There are many, many more capabilities that we designed in the M1 that were requirements for the Mac OS, but these are all all-in-one compared to what the app compiled for the iPhone expects.

Saddles expand at point:

It started the basis for many of the IP addresses that we built that became the foundations for building the M1 on top of it … more than a decade ago. You know, we started with our CPU, then graphics, ISP, and neural engine.

So we built these amazing technologies over a decade, and then a few years ago, we said, “Now is the time to use what we call scalable engineering.” Because we have the basis of these awesome IP addresses, the architecture is scalable with UMA.

Then we said, “Now is the time to build a chip for Mac,” which is the M1. It’s not like some of the iPhone chips found on steroids. It’s a completely different dedicated chip, but we use the basis of many of these great IP addresses.

Unified memory architecture

UMA stands for “Unified Memory Architecture”. When potential users look at the M1 benchmarks and wonder how a relatively low-power, mobile-derived chip could be capable of this kind of performance, Apple points to UMA as a key component of this success.

Federighi claimed that “graphics display pipelines or modern computing” have evolved, becoming a “hybrid” of GPU computing, GPU rendering, image signal processing, and more.

UMA basically means that all of the components – the central processor (CPU), graphics processor (GPU), neural processor (NPU), image signal processor (ISP), etc. – share one set of very fast memory placed very close to them all. This conflicts with the common desktop model, for example, allocating one set of memory to the CPU and another to the GPU on the other side of the board.

A chip that Apple used to introduce the M1's unified memory architecture at this year's event.

A chip that Apple used to introduce the M1’s unified memory architecture at this year’s event.

Samuel Axon

When users run demanding and multifaceted applications, traditional pipelines may end up losing a lot of time and efficiency in moving or copying data so that it can be accessed by all of those different processors.

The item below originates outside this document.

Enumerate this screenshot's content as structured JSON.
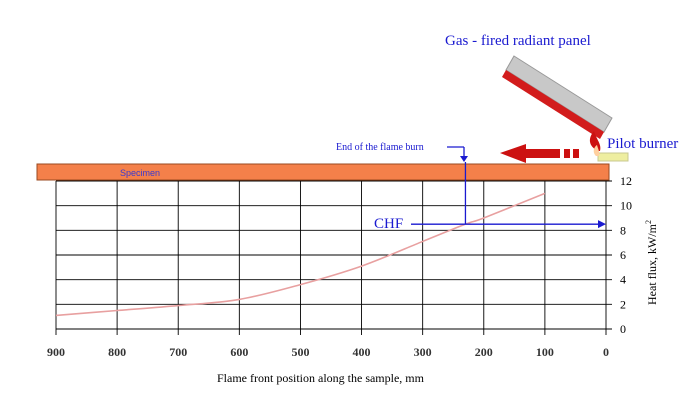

Federighi suggested that Apple’s success with the M1 is partly due to the rejection of this ineffective hardware and software model:

Not only did we get a great advantage of just the initial performance of our GPU, but just as important was the fact that with the unified memory architecture, we weren’t constantly moving data back and forth and changing formats that slowed it down. And we get a huge increase in performance.

And so I think the workloads of the past were like, create the triangles you want to draw, ship them to the discrete GPU and let it do what you want and never look back – that’s not what a modern computer display pipeline looks like today. These things move back and forth between many different execution units to achieve these effects.

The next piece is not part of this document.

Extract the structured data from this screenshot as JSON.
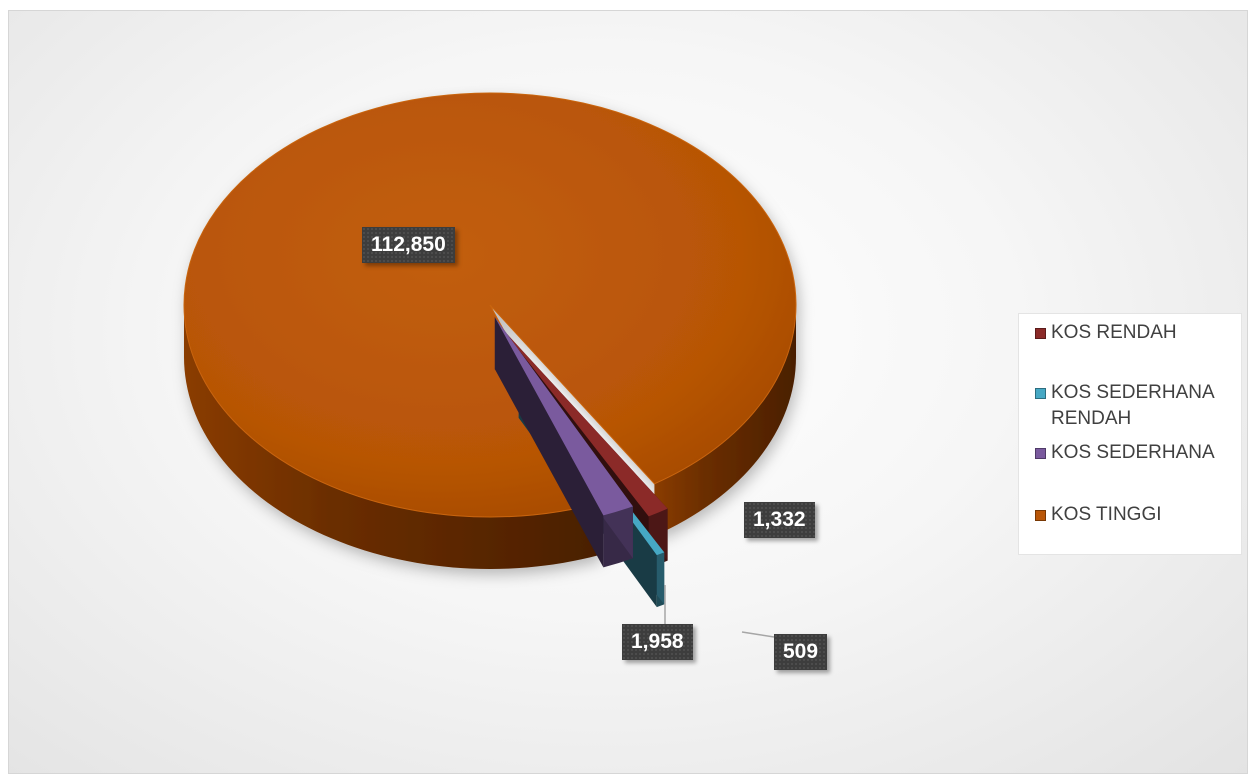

This is not the only improvement. For a few years now, Apple’s metallic graphics API has used “tile-based delay rendering,” whose GPU M1 is designed to take full advantage of. Federighi explained:

As legacy GPUs essentially run the entire frame at once, we’re working with boxes that we can transfer to very fast memory on the chip, and then perform a massive series of operations using all the different execution units on that square. It’s incredibly bandwidth efficient in a way that these discrete GPUs just wouldn’t. And then it just combines that with the massive width of our pipeline to RAM and other chip efficiencies, and it’s a better architecture.